Como já mencionado, há uma significativa tomada da autora em relação a construção dos personagens, muito embora já fossem bem desenvolvidos, dentro desse volume, ela foca no desamparo, na solidão, no desespero, no declínio, no ciúme e na superproteção que eles apresentam, ocasionados pelo que ocorreu nos volumes anteriores a este. Cogman nos revela as inseguranças, principalmente de Irene e de Vale, de uma forma que não fez antes, como estão se sentindo culpados ou sozinhos em um mar de caos.

Também há Kai percebendo como Irene se coloca em situações intragáveis e, mesmo entendendo quem ela é, ele ainda não deixa de ser quem é. Isso pode soar confuso, mas há muito de Kai sendo desenvolvido no livro, principalmente, a sua confiança em si mesmo, um pouco de seus traumas após acontecimentos anteriores – o que me surpreendeu, já que ele não é humano – e, pouco a pouco, a confiança que ele deposita na capacidade de Irene de sair viva das situações. Embora pareça que Kai protege demais a nossa adorável e incrível protagonista – a qual cometeu deslizes que me incomodaram –, ela em si se coloca em mais perigo do que deveria, muitas vezes, para não colocar os demais em risco, fugindo do princípio que a união faz a força.

No entanto, ela continua decida e esperta.

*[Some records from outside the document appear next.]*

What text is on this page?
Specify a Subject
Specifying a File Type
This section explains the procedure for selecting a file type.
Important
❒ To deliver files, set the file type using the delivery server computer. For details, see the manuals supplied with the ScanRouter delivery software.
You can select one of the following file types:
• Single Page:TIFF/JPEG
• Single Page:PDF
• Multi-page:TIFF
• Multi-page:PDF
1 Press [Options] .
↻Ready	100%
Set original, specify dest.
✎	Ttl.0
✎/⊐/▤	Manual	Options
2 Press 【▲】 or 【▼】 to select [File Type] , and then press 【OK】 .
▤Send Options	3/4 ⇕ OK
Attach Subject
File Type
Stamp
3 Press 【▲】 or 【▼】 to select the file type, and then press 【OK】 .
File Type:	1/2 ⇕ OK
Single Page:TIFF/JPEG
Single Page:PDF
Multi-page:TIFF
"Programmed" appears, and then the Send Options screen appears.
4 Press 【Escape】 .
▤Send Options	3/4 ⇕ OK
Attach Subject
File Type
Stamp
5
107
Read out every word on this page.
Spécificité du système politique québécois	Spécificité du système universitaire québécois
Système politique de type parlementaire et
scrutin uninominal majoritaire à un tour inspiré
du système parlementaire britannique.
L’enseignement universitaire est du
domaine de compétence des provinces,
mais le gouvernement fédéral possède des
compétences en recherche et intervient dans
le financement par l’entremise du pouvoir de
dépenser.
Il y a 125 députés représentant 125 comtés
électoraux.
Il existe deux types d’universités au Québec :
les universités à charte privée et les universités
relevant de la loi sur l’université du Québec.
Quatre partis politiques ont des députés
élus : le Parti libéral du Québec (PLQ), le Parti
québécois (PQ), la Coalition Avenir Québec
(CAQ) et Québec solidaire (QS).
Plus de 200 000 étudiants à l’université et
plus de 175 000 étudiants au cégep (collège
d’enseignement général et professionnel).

Além disso, aparecem personagens dos livros anteriores, como Zayanna, que possuem papéis fundamentais, e outros, como Silver, com menos destaque. Contudo, a raça dos feéricos ganha ainda mais camadas e mais explicações de como funciona o seu mundo, a sua forma de viver e ver os humanos. Nesse terceiro volume, iremos perceber o quanto a dicotomia entre caos e ordem está presente, mas, ao mesmo tempo, afasta-se.

O maior ganho da obra, ao meu ver, é que iremos entender um pouco mais a respeito da Biblioteca, como ela funciona e quem está no controle – ou no possível controle – e haverá momentos em que esse controle estará em perigo. As ideologias políticas continuam ganhando espaço nessa série em que a construção do mundo vai além de muitas que se vislumbram por aí.

Só conseguimos saber a profundidade dessa construção graças ao plano genial do vilão. Por mais que possa soar padrão, achei o vilão muito mais esperto do que os mocinhos, ainda que no final sejam os bons que triunfem. Entretanto, há algumas coisas um tanto incômodas e que ficaram sem explicação, porém, dizê-las é spoiler.

Sem dúvida, para aqueles que amam fantasia, histórias de detetive, mistério e ficção científica, recomendo a coleção de Cogman. A série é muito bem construída e nós acabamos abandonando todos os nossos planos só para continuar desbravando essa história, até que não sobre mais nada. Nem sequer uma página.

REFERÊNCIAS

COGMAN, Genevieve. A Página em Chamas. Tradução de Ana Death Duarte. 1ª edição. São Paulo: Editora Morro Branco, 2018.

TRAUGOTT, Elizabeth Clors e DASHER, e DASHER, Richard B. Regularity in Semantic Change. Cambridge: Cambridge University Press, 2002.